24 Nisan Pazar günü yapılan Fransa Cumhurbaşkanlığı seçimlerini Emmanuel Macron aşırı sağcı Marine Le Pen’e karşı oy çokluğunu sağlayarak kazandı. Macron, cumhurbaşkanı olarak ikinci dönemine başlayacak. Marine Le Pen seçimin son ayında oylarını attırarak Macron’la arasındaki farkı hızla kapattı. Avrupa Birliği (AB), bir taraftan Ukrayna Savaşı’nın yarattığı sorunlarla boğuşurken bir taraftan da Fransa’da aşırı sağın yükselişinden, Le Pen’in seçimi kazanma ihtimalinden dolayı endişe içindeydi.

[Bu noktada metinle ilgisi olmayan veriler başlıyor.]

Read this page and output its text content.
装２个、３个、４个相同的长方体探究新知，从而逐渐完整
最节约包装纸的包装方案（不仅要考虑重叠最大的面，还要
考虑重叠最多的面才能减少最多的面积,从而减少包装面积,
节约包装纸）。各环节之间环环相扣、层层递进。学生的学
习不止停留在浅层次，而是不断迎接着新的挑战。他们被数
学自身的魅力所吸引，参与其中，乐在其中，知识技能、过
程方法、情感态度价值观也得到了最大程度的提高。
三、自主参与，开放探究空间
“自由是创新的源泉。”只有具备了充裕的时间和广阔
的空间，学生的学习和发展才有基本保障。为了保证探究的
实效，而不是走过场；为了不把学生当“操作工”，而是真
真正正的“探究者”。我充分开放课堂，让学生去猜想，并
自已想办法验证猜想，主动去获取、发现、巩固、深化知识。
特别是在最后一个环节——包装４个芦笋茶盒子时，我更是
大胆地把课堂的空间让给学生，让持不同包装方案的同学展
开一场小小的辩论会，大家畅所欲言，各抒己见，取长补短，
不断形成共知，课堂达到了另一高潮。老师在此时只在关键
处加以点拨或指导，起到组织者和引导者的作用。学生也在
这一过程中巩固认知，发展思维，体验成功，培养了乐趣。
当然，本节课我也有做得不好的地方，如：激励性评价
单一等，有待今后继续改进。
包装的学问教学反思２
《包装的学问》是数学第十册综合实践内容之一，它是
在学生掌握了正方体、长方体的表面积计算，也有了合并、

Neyse ki Macron bu kritik seçimi kazandı ve AB çok derin olmasa da bir nefes aldı. Çünkü AB’nin ikinci büyük gücü Fransa’nın tarihinde ilk kez, Birliğin Avrupa için her zamankinden daha önemli olduğu bir zamanda neredeyse onu sarsacak bir sağ popülist zaferi gerçekleşecekti. Eğer Le Pen Fransa Cumhurbaşkanı olarak seçilseydi, Avrupa şimdi en büyük krizinin ortasında fiilen daha da kararsız olacaktı. Savaşın ortasında AB’nin en önemli ülkesinden birini Rusya’ya daha yakın, Fransız-Alman işbirliğini sona erdirmek, Fransa'yı NATO komuta yapısından çıkarmak isteyen bir lider yönetecekti. AB'nin tek nükleer gücü siyasi olarak öngörülebilir olmayacak hale gelecekti.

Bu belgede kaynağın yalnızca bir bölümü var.